While the father of six relied on the support of family and friends after the siege, some of his colleagues were less understanding. "One guy said to me: 'When you were in there I wasn't jealous of you, but now you're out I am.' He was jealous of all the attention," he says, with a wry smile. "It's not my scene: I'm not an extrovert."
But though he received a lot of attention, he got little in the way of rewards. The couple live on his police pension in a modest semi-detached house in Essex, filled with photos of their six children, 17 grandchildren and four great-grandchildren.
"There were lots of promises made, but they never had any foundation. A promotion. A book – I was going to have a ghost-writer ... but they never happened. When it all happens, you are so happy to still be here that all that is secondary."
He donated his George Medal to the police museum, after storing it in his wife's knitting basket for years.
While the other hostages held in the siege meet up regularly, Lock shies away from these events. "The other hostages have a reunion; it used to be every year. I don't enjoy that stuff. I don't enjoy glorifying it, basically."

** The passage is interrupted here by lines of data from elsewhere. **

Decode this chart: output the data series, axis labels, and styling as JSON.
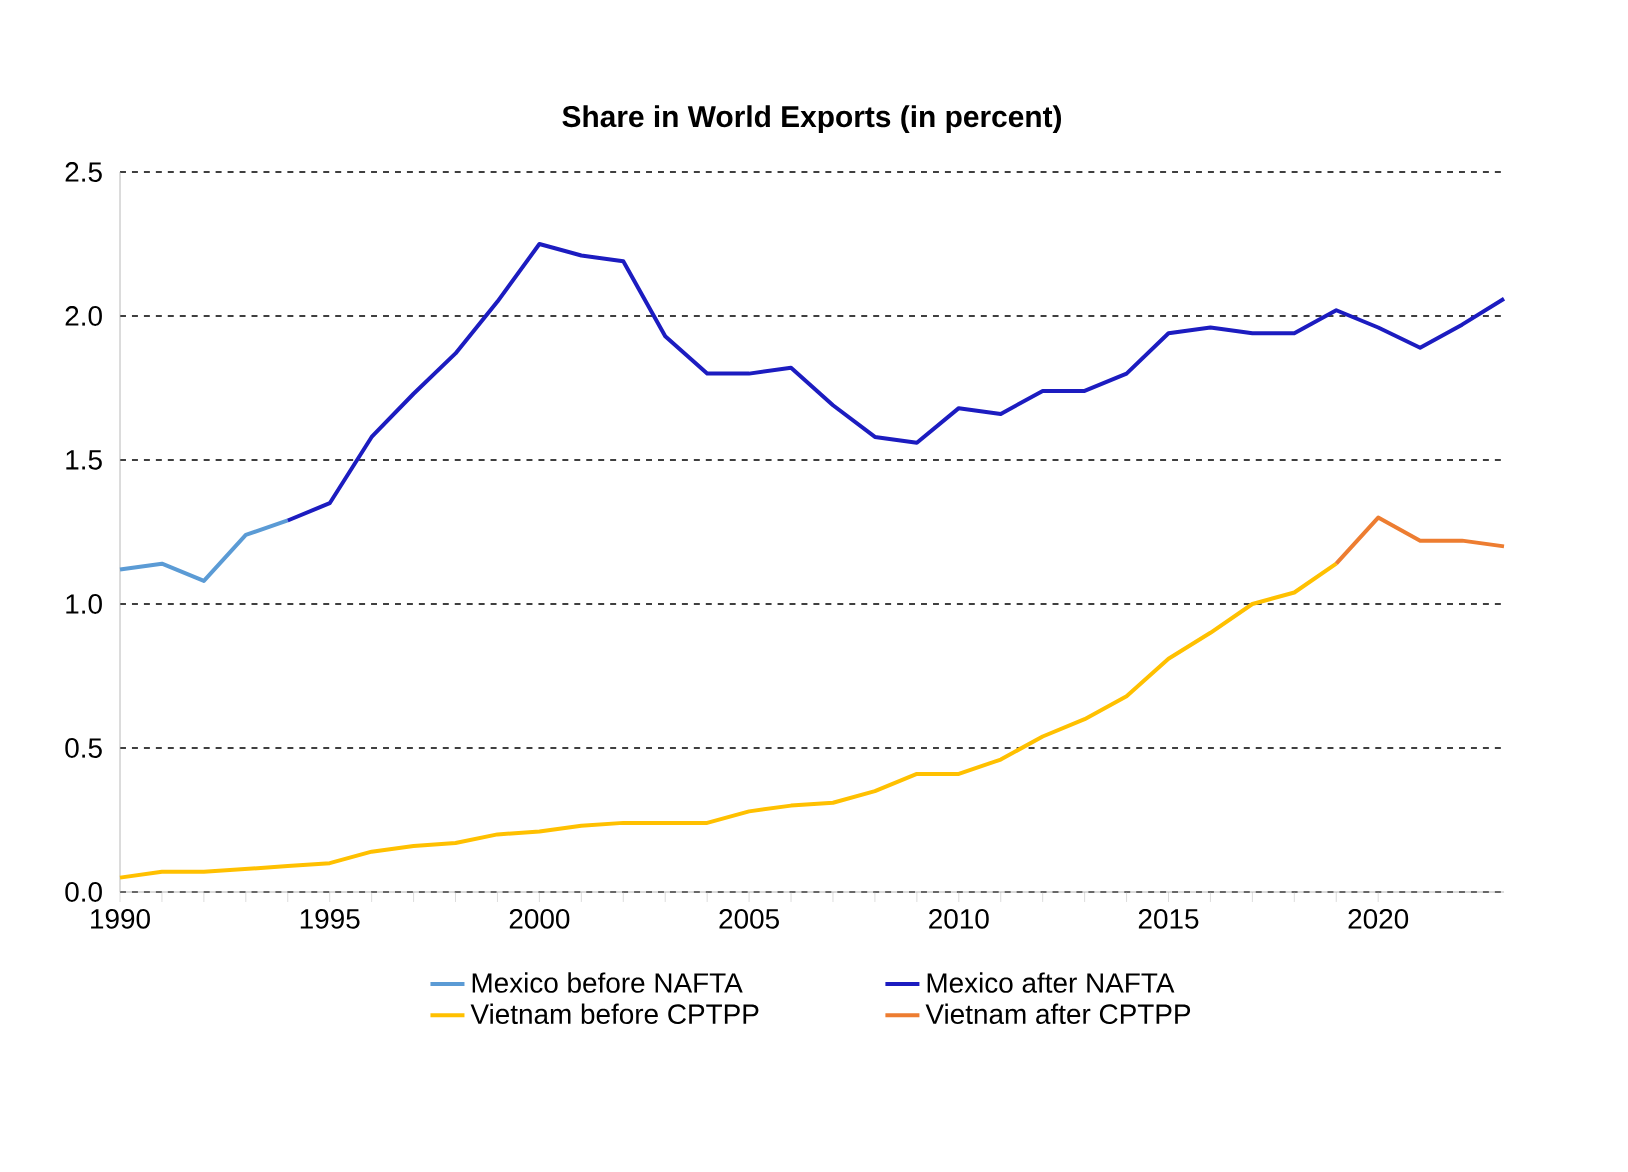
{
  "chart_data": {
    "type": "line",
    "title": "Share in World Exports (in percent)",
    "xlim": [
      1990,
      2023
    ],
    "xticks": [
      1990,
      1995,
      2000,
      2005,
      2010,
      2015,
      2020
    ],
    "ylim": [
      0,
      2.5
    ],
    "yticks": [
      {
        "value": 0,
        "label": "0.0"
      },
      {
        "value": 0.5,
        "label": "0.5"
      },
      {
        "value": 1,
        "label": "1.0"
      },
      {
        "value": 1.5,
        "label": "1.5"
      },
      {
        "value": 2,
        "label": "2.0"
      },
      {
        "value": 2.5,
        "label": "2.5"
      }
    ],
    "grid": "y",
    "legend": "bottom",
    "line_style": "solid",
    "marker": "none",
    "series": [
      {
        "name": "Mexico before NAFTA",
        "color": "#5b9bd5",
        "x": [
          1990,
          1991,
          1992,
          1993,
          1994
        ],
        "values": [
          1.12,
          1.14,
          1.08,
          1.24,
          1.29
        ]
      },
      {
        "name": "Mexico after NAFTA",
        "color": "#1c1cc0",
        "x": [
          1994,
          1995,
          1996,
          1997,
          1998,
          1999,
          2000,
          2001,
          2002,
          2003,
          2004,
          2005,
          2006,
          2007,
          2008,
          2009,
          2010,
          2011,
          2012,
          2013,
          2014,
          2015,
          2016,
          2017,
          2018,
          2019,
          2020,
          2021,
          2022,
          2023
        ],
        "values": [
          1.29,
          1.35,
          1.58,
          1.73,
          1.87,
          2.05,
          2.25,
          2.21,
          2.19,
          1.93,
          1.8,
          1.8,
          1.82,
          1.69,
          1.58,
          1.56,
          1.68,
          1.66,
          1.74,
          1.74,
          1.8,
          1.94,
          1.96,
          1.94,
          1.94,
          2.02,
          1.96,
          1.89,
          1.97,
          2.06
        ]
      },
      {
        "name": "Vietnam before CPTPP",
        "color": "#ffc000",
        "x": [
          1990,
          1991,
          1992,
          1993,
          1994,
          1995,
          1996,
          1997,
          1998,
          1999,
          2000,
          2001,
          2002,
          2003,
          2004,
          2005,
          2006,
          2007,
          2008,
          2009,
          2010,
          2011,
          2012,
          2013,
          2014,
          2015,
          2016,
          2017,
          2018,
          2019
        ],
        "values": [
          0.05,
          0.07,
          0.07,
          0.08,
          0.09,
          0.1,
          0.14,
          0.16,
          0.17,
          0.2,
          0.21,
          0.23,
          0.24,
          0.24,
          0.24,
          0.28,
          0.3,
          0.31,
          0.35,
          0.41,
          0.41,
          0.46,
          0.54,
          0.6,
          0.68,
          0.81,
          0.9,
          1.0,
          1.04,
          1.14
        ]
      },
      {
        "name": "Vietnam after CPTPP",
        "color": "#ed7d31",
        "x": [
          2019,
          2020,
          2021,
          2022,
          2023
        ],
        "values": [
          1.14,
          1.3,
          1.22,
          1.22,
          1.2
        ]
      }
    ]
  }
}
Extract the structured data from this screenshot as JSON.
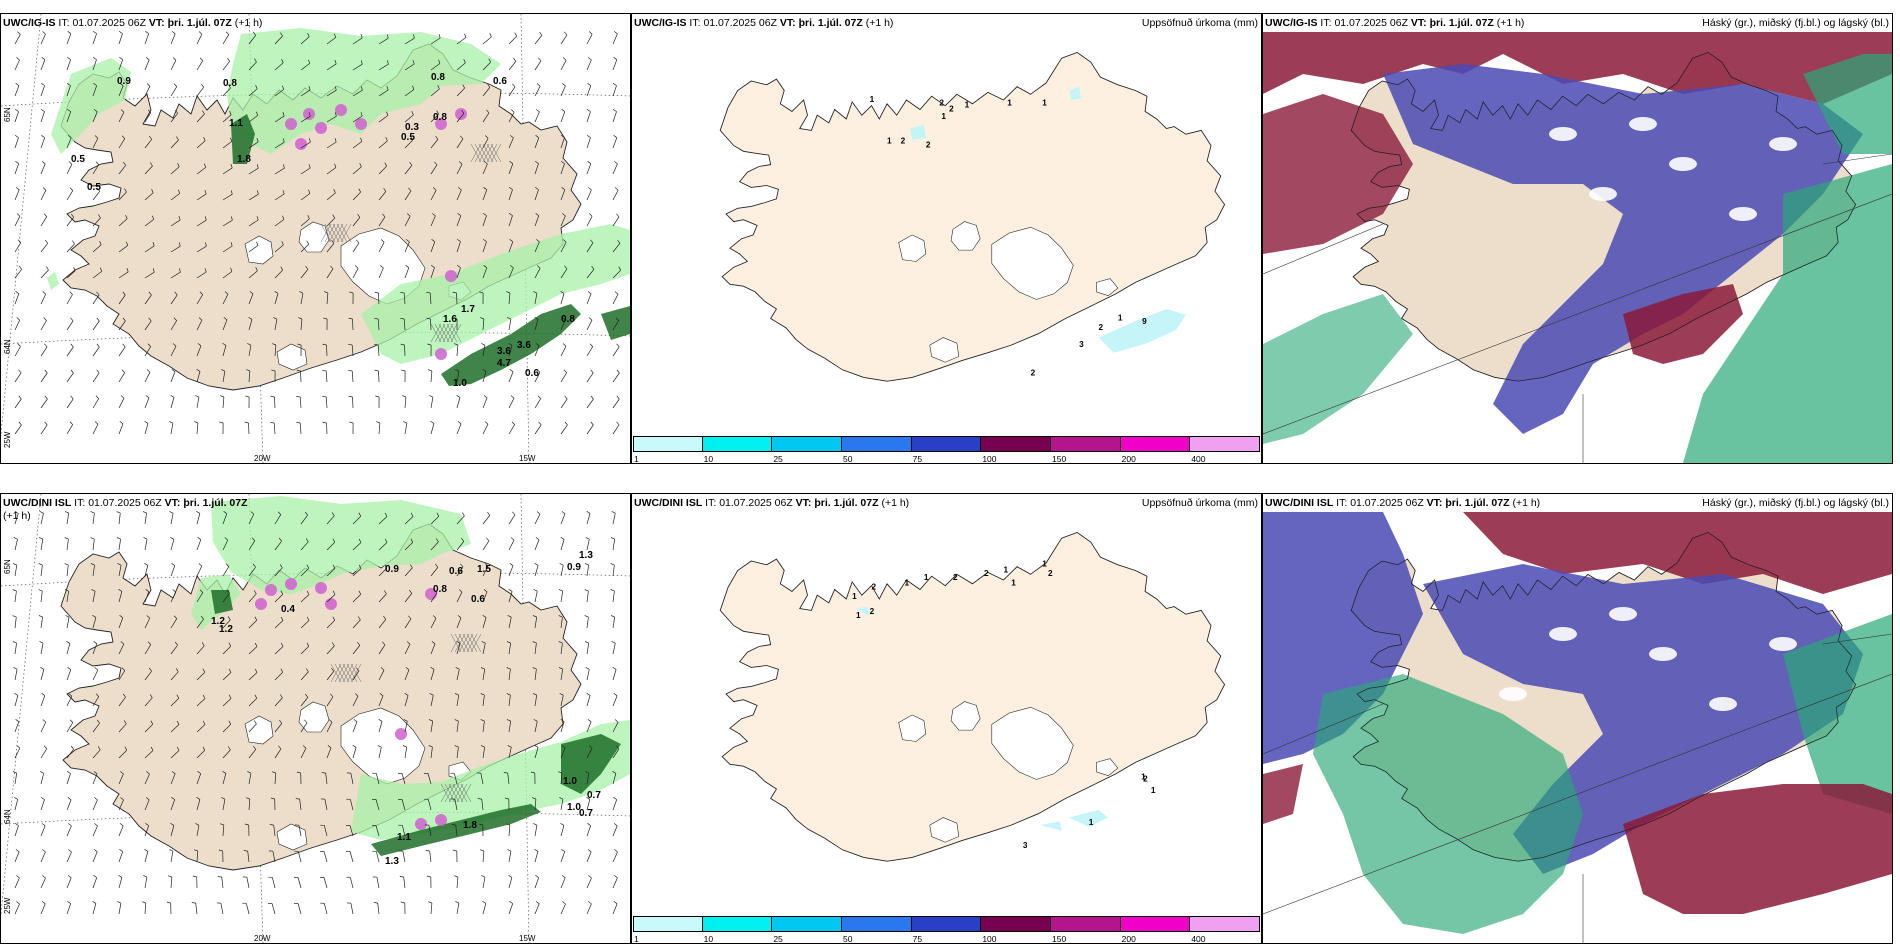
{
  "rows": [
    {
      "wind": {
        "model": "UWC/IG-IS",
        "it_label": "IT:",
        "it": "01.07.2025 06Z",
        "vt_label": "VT:",
        "vt": "þri. 1.júl. 07Z",
        "lead": "(+1 h)",
        "lat_labels": [
          "65N",
          "64N",
          "25W"
        ],
        "lon_labels": [
          "20W",
          "15W"
        ],
        "values": [
          "0.9",
          "0.8",
          "1.1",
          "0.5",
          "0.5",
          "0.8",
          "0.8",
          "0.6",
          "0.5",
          "0.3",
          "3.6",
          "4.7",
          "3.6",
          "0.6",
          "1.0",
          "0.8",
          "1.6",
          "1.7",
          "1.8"
        ]
      },
      "precip": {
        "model": "UWC/IG-IS",
        "it_label": "IT:",
        "it": "01.07.2025 06Z",
        "vt_label": "VT:",
        "vt": "þri. 1.júl. 07Z",
        "lead": "(+1 h)",
        "right_title": "Uppsöfnuð úrkoma (mm)",
        "values": [
          "1",
          "2",
          "2",
          "1",
          "1",
          "1",
          "1",
          "2",
          "2",
          "1",
          "2",
          "1",
          "9",
          "3",
          "2"
        ]
      },
      "cloud": {
        "model": "UWC/IG-IS",
        "it_label": "IT:",
        "it": "01.07.2025 06Z",
        "vt_label": "VT:",
        "vt": "þri. 1.júl. 07Z",
        "lead": "(+1 h)",
        "right_title": "Háský (gr.), miðský (fj.bl.) og lágský (bl.)"
      }
    },
    {
      "wind": {
        "model": "UWC/DINI ISL",
        "it_label": "IT:",
        "it": "01.07.2025 06Z",
        "vt_label": "VT:",
        "vt": "þri. 1.júl. 07Z",
        "lead": "(+1 h)",
        "lat_labels": [
          "65N",
          "64N",
          "25W"
        ],
        "lon_labels": [
          "20W",
          "15W"
        ],
        "values": [
          "0.6",
          "1.2",
          "1.2",
          "0.4",
          "0.9",
          "0.8",
          "1.5",
          "0.6",
          "1.3",
          "0.9",
          "1.0",
          "0.7",
          "1.0",
          "0.7",
          "1.3",
          "1.8",
          "1.1"
        ]
      },
      "precip": {
        "model": "UWC/DINI ISL",
        "it_label": "IT:",
        "it": "01.07.2025 06Z",
        "vt_label": "VT:",
        "vt": "þri. 1.júl. 07Z",
        "lead": "(+1 h)",
        "right_title": "Uppsöfnuð úrkoma (mm)",
        "values": [
          "1",
          "2",
          "1",
          "2",
          "1",
          "1",
          "2",
          "2",
          "1",
          "1",
          "1",
          "2",
          "2",
          "3",
          "1",
          "1",
          "1"
        ]
      },
      "cloud": {
        "model": "UWC/DINI ISL",
        "it_label": "IT:",
        "it": "01.07.2025 06Z",
        "vt_label": "VT:",
        "vt": "þri. 1.júl. 07Z",
        "lead": "(+1 h)",
        "right_title": "Háský (gr.), miðský (fj.bl.) og lágský (bl.)"
      }
    }
  ],
  "precip_scale": {
    "ticks": [
      "1",
      "10",
      "25",
      "50",
      "75",
      "100",
      "150",
      "200",
      "400"
    ],
    "colors": [
      "#c8fafa",
      "#00f0f0",
      "#00c8f0",
      "#2878f0",
      "#2840c8",
      "#780050",
      "#b4148c",
      "#f000c8",
      "#f0a0f0"
    ]
  },
  "colors": {
    "land_wind": "#ecdecb",
    "land_precip": "#fdf0e1",
    "light_precip": "#a8f0a8",
    "heavy_precip": "#1e6e2a",
    "convective": "#d060d0",
    "high_cloud": "#8b1a3a",
    "mid_cloud": "#4a4ab4",
    "low_cloud": "#2aa878"
  }
}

He went to one in the 1980s. "We got invited to a barbecue and everyone was there ... from then on I've kept away. I've met the other hostages a few times since it happened, at events, but I've never put myself out to."
Even now, he is unwilling to let himself be defined by the events of three decades ago. His one concession to all the hoopla that surrounds the siege, and will inevitably surface again with the 30th anniversary, is to accept, with good grace, that his family are proud of his heroic actions. "The grandchildren used to come home and say that they'd learnt about me in history," he smiles. "It is history now."